Friday, 19 December 2014: 10:35 AM
Clara Orbe, NASA Goddard Space Flight Center, Greenbelt, MD, United States, Paul A. Newman, NASA GSFC, Code 610, Greenbelt, MD, United States, Darryn W Waugh, Johns Hopkins Univ, Baltimore, MD, United States, Mark B Holzer, University of New South Wales, Sydney, Australia, Luke Oman, NASA/GSFC, Greenbelt, MD, United States, Lorenzo M Polvani, Columbia University, New York, NY, United States and Feng Li, Goddard Earth Science Technology and Research, Greenbelt, MD, United States
Abstract:
Long-range transport from Northern Hemisphere (NH) midlatitudes plays a key role in setting the distributions of trace species and aerosols in the Arctic. While comprehensive models project a strengthening and poleward shift in the midlatitude tropospheric jets in response to future warming, relatively little attention has been paid to assessing the large-scale transport response in the Arctic.

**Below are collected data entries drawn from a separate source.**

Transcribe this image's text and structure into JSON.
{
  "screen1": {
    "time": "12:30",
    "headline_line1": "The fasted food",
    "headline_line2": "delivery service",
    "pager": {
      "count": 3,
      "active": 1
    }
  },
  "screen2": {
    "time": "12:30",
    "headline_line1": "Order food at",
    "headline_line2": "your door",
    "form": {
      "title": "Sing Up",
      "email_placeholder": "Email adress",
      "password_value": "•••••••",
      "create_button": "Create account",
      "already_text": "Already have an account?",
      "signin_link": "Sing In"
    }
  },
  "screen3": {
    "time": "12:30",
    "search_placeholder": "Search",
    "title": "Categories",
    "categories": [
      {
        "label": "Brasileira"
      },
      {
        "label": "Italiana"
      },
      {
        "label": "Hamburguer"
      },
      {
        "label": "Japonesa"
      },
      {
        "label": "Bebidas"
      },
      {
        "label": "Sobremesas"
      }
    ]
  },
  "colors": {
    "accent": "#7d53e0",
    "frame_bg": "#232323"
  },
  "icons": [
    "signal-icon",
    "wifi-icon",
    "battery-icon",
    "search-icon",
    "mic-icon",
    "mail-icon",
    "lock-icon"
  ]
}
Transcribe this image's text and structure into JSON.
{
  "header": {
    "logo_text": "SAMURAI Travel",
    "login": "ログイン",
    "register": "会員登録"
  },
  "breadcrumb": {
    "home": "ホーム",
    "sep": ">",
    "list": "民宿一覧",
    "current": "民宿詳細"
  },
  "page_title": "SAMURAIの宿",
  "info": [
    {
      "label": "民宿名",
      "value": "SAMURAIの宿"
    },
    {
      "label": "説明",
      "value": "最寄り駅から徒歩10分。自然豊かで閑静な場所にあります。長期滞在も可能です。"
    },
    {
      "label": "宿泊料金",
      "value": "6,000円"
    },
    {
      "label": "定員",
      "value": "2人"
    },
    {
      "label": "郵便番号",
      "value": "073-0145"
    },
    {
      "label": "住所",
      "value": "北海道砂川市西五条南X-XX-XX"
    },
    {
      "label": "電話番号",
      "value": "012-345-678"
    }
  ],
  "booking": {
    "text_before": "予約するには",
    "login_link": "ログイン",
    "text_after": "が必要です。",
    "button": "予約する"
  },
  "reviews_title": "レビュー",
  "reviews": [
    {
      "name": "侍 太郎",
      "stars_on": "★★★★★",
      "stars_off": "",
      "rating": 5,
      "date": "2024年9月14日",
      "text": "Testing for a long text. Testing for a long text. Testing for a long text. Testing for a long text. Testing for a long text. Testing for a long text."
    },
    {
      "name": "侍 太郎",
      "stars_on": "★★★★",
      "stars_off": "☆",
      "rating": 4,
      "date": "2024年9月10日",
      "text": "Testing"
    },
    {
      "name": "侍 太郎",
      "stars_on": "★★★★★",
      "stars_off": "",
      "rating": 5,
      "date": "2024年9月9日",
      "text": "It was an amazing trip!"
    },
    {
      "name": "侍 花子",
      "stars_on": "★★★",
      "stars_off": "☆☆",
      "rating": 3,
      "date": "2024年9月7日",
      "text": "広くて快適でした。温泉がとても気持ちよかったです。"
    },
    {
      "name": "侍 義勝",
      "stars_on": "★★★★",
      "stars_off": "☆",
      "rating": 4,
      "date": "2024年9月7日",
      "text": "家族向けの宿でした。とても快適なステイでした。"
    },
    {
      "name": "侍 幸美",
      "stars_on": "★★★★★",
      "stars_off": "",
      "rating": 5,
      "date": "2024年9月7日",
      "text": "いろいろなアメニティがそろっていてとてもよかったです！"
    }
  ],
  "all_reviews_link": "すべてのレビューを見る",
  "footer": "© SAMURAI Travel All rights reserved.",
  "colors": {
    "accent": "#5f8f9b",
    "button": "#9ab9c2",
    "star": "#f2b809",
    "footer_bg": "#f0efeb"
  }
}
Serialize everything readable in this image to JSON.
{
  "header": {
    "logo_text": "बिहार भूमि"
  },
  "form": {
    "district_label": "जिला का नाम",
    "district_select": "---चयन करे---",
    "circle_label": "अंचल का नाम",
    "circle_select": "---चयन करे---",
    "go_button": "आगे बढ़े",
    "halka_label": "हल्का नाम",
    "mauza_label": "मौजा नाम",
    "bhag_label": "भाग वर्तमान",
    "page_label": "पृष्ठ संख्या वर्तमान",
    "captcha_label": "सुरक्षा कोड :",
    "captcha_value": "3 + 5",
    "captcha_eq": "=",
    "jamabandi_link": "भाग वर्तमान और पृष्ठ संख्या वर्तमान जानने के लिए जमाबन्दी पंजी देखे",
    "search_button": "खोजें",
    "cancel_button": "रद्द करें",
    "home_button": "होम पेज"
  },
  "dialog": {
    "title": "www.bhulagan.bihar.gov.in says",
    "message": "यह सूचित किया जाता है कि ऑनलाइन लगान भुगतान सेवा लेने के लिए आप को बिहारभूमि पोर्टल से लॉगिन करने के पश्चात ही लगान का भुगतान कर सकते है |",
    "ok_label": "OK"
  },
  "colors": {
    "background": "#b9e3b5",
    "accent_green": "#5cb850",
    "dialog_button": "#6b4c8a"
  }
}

A natural way to quantify transport and its future changes is in terms of rigorously defined air masses that partition air according to where it last contacted the planetary boundary layer (PBL). Here we present climatologies of Arctic air mass origin for NH winter and summer, computed from two integrations of the Goddard Earth Observing System chemistry-climate model (GEOSCCM) subject to present-day and future climate forcings. The modeled transport response to A1B greenhouse-gas induced warming reveals that in the future ~10% more air in the Arctic will originate over NH midlatitudes, with a slighter weaker albeit significant increase in winter compared to summer. Our results indicate that transport changes alone may lead to “cleaner” Arctic winters, as air will be 5-10% more likely to have last contacted the PBL over the East Pacific and the Atlantic Oceans and less likely to have originated over Europe and North America. Conversely, in future summers the air mass fractions originating over Asia and North America increase by ~10%, indicating that Arctic pollutant levels may be enhanced owing solely to changes in transport. In particular, our results suggest that more stringent emissions caps may be needed to combat enhanced transport into the Arctic from Asia, where increases in black carbon emissions have already posed concerns. Future changes in air mass fractions are interpreted in terms of large-scale circulation responses that are consistent with CMIP5 multi-model mean projections – namely, upward and poleward shifted meridional transient eddies in future winters and an overall weakening in large scale summertime convective transport throughout the NH midlatitude lower and middle troposphere.